Barnes & Noble is not one to give up a fight, and today we get to see that trait be displayed in a new court filing. The ABA is joining B&N in filing an amicus curiae brief. They want the DOJ to reconsider the anti-trust settlement that 3 of the conspiring publishers agreed to.
Under the terms of the settlement the 3 publishers have to cancel any existing distribution contracts on ebooks and they are blocked from controlling the price of their ebooks for the next 2 years. As you can imagine, this is expected to give Amazon free range with the ebook market.
Here's the relevant part of the press release:
In the joint filing, the ABA and Barnes & Noble argue that elimination of the current pricing and distribution method for e-books, known as the agency model, will injure innocent third parties, including ABA member bookstores, Barnes & Noble, authors, and non-defendant publishers; hurt competition in an emerging industry; and ultimately harm consumers. "The end loser of this unnecessary and burdensome regulatory approach will be the American public, who will experience higher overall average e-book and hardback prices and less choice," the filing said.
And to think that B&N operates over a thousand stores across the US, yet they want protection from Amazon.

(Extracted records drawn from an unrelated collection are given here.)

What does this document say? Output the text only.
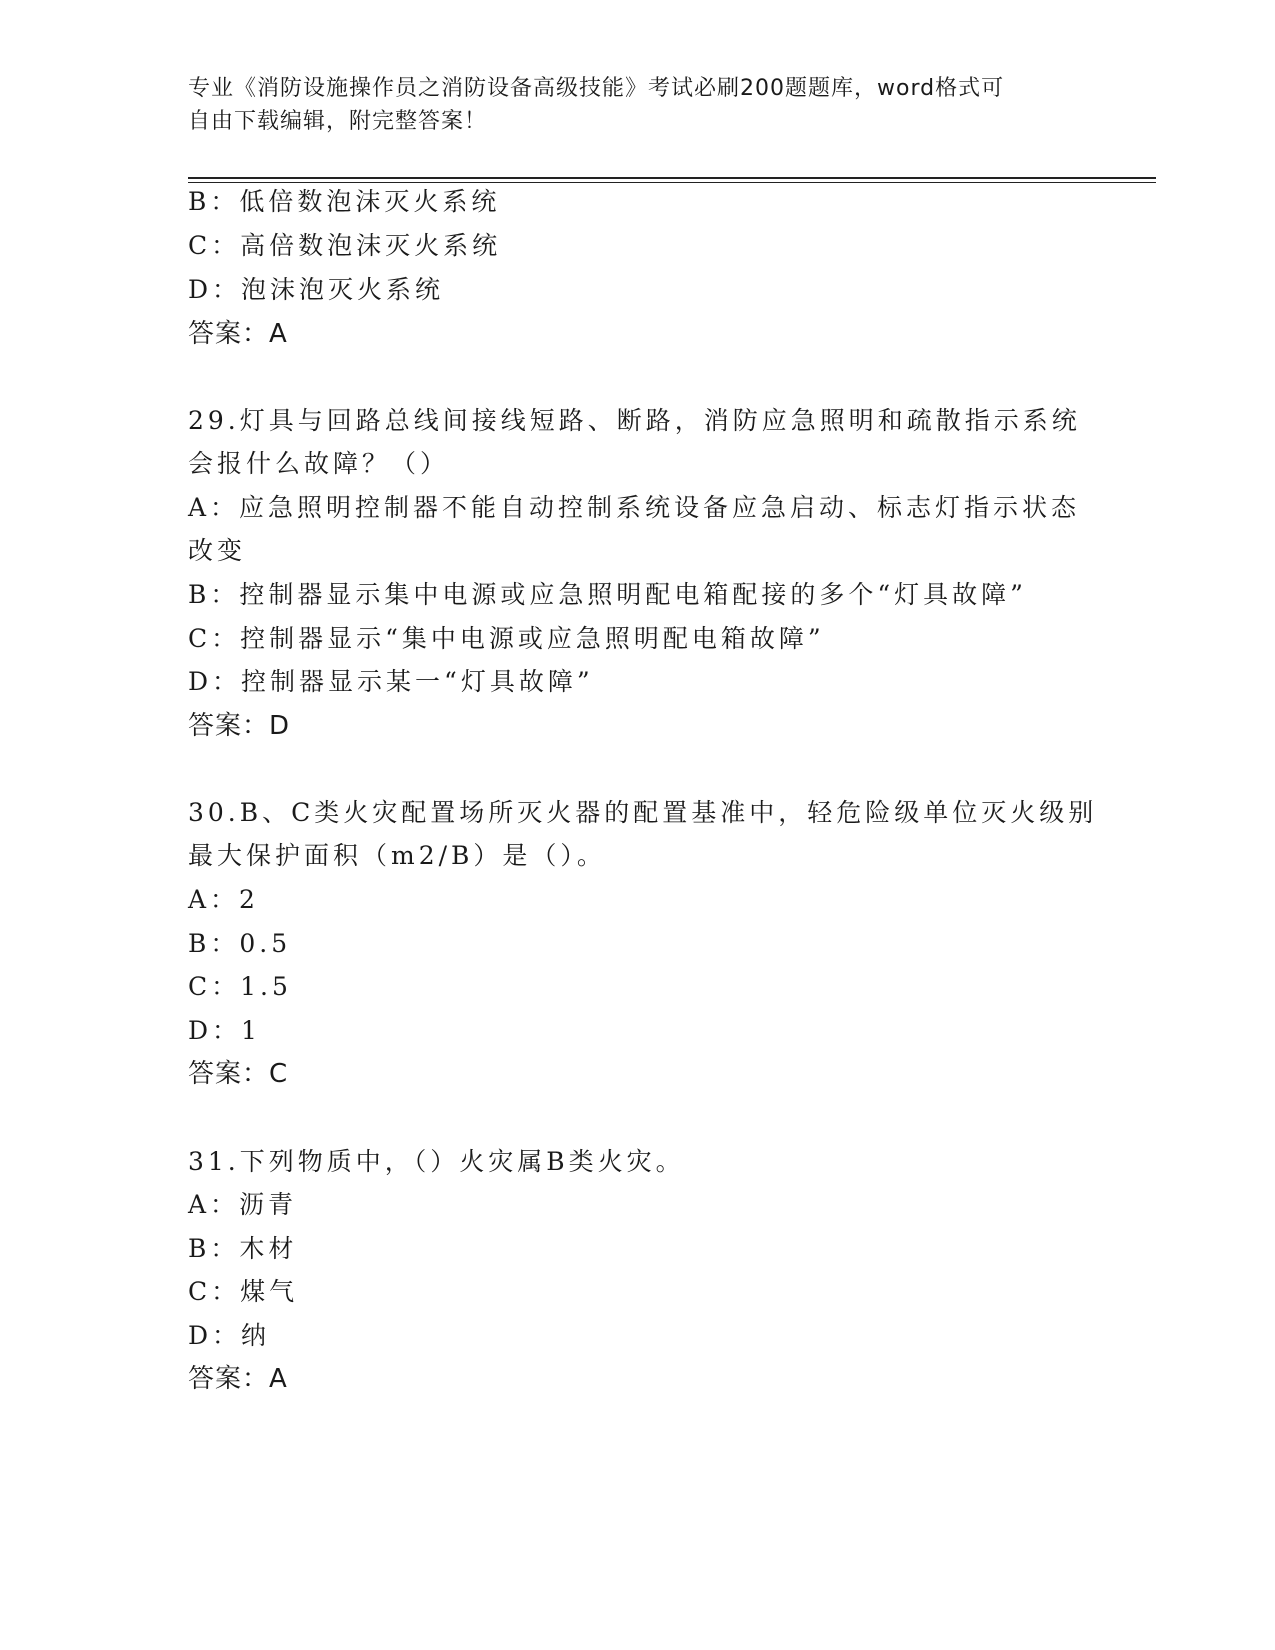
专业《消防设施操作员之消防设备高级技能》考试必刷200题题库，word格式可
自由下载编辑，附完整答案！
B：低倍数泡沫灭火系统
C：高倍数泡沫灭火系统
D：泡沫泡灭火系统
答案：A
29.灯具与回路总线间接线短路、断路，消防应急照明和疏散指示系统
会报什么故障？（）
A：应急照明控制器不能自动控制系统设备应急启动、标志灯指示状态
改变
B：控制器显示集中电源或应急照明配电箱配接的多个“灯具故障”
C：控制器显示“集中电源或应急照明配电箱故障”
D：控制器显示某一“灯具故障”
答案：D
30.B、C类火灾配置场所灭火器的配置基准中，轻危险级单位灭火级别
最大保护面积（m2/B）是（）。
A：2
B：0.5
C：1.5
D：1
答案：C
31.下列物质中，（）火灾属B类火灾。
A：沥青
B：木材
C：煤气
D：纳
答案：A
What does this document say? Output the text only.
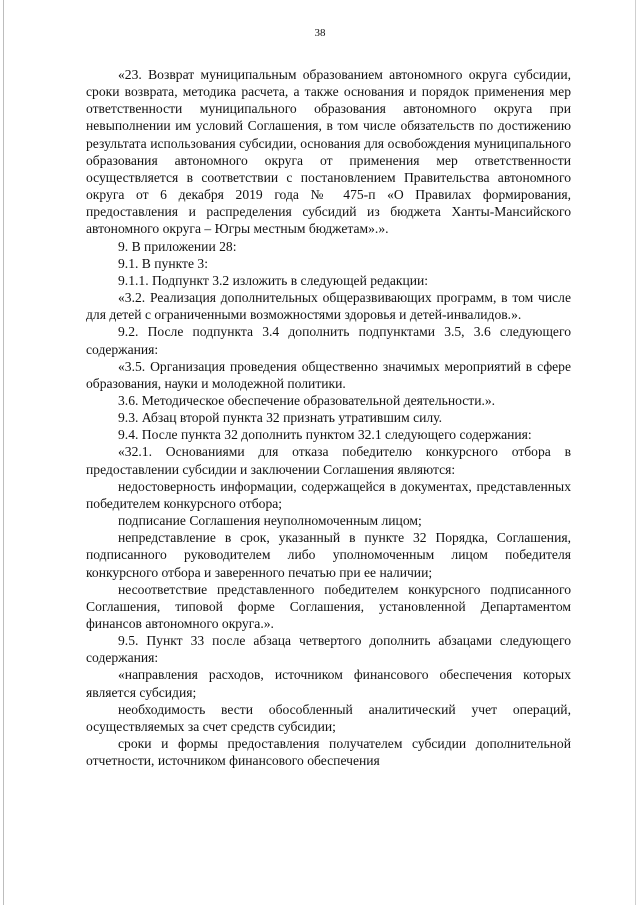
38

«23. Возврат муниципальным образованием автономного округа субсидии, сроки возврата, методика расчета, а также основания и порядок применения мер ответственности муниципального образования автономного округа при невыполнении им условий Соглашения, в том числе обязательств по достижению результата использования субсидии, основания для освобождения муниципального образования автономного округа от применения мер ответственности осуществляется в соответствии с постановлением Правительства автономного округа от 6 декабря 2019 года № 475-п «О Правилах формирования, предоставления и распределения субсидий из бюджета Ханты-Мансийского автономного округа – Югры местным бюджетам».».

9. В приложении 28:

9.1. В пункте 3:

9.1.1. Подпункт 3.2 изложить в следующей редакции:

«3.2. Реализация дополнительных общеразвивающих программ, в том числе для детей с ограниченными возможностями здоровья и детей-инвалидов.».

9.2. После подпункта 3.4 дополнить подпунктами 3.5, 3.6 следующего содержания:

«3.5. Организация проведения общественно значимых мероприятий в сфере образования, науки и молодежной политики.

3.6. Методическое обеспечение образовательной деятельности.».

9.3. Абзац второй пункта 32 признать утратившим силу.

9.4. После пункта 32 дополнить пунктом 32.1 следующего содержания:

«32.1. Основаниями для отказа победителю конкурсного отбора в предоставлении субсидии и заключении Соглашения являются:

недостоверность информации, содержащейся в документах, представленных победителем конкурсного отбора;

подписание Соглашения неуполномоченным лицом;

непредставление в срок, указанный в пункте 32 Порядка, Соглашения, подписанного руководителем либо уполномоченным лицом победителя конкурсного отбора и заверенного печатью при ее наличии;

несоответствие представленного победителем конкурсного подписанного Соглашения, типовой форме Соглашения, установленной Департаментом финансов автономного округа.».

9.5. Пункт 33 после абзаца четвертого дополнить абзацами следующего содержания:

«направления расходов, источником финансового обеспечения которых является субсидия;

необходимость вести обособленный аналитический учет операций, осуществляемых за счет средств субсидии;

сроки и формы предоставления получателем субсидии дополнительной отчетности, источником финансового обеспечения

Do you know what I find amusing about this story? It's the lack of historical perspective.
Had the agency pricing situation come up in the mid 1990s (over paper books), the ABA and B&N would on opposite sides of the issue. The ABA would be asking the DOJ to hobble B&N because at the time B&N was launching big box bookstores and driving independents and smaller chains into the grave. The ABA, IBPA, and all the other industry acronyms would be lined up to argue that B&N was a dire threat to all of publishing, verily a black hole which would consume them all of it weren't restrained.
Obviously that never happened, because we sit here today with 2 formerly mortal enemies lined up against an even scarier villain. Both are swearing up and down that their survival depends on Amazon continuing to be hobbled.
The thing is, folk, publishing and bookselling didn't need B&N to be hobbled for it to survive the 1990s. (Some stores failed, yes, but when were you ever promised stasis?)
I would argue that the arguments today are made by companies who could survive just fine without them (if not then the market would be healthier without them). I bet you dollars to donuts that the ABA will still be around 10 years down the line. The same goes for B&N, though I wonder if they're psyching themselves out and thus setting themselves up to fail.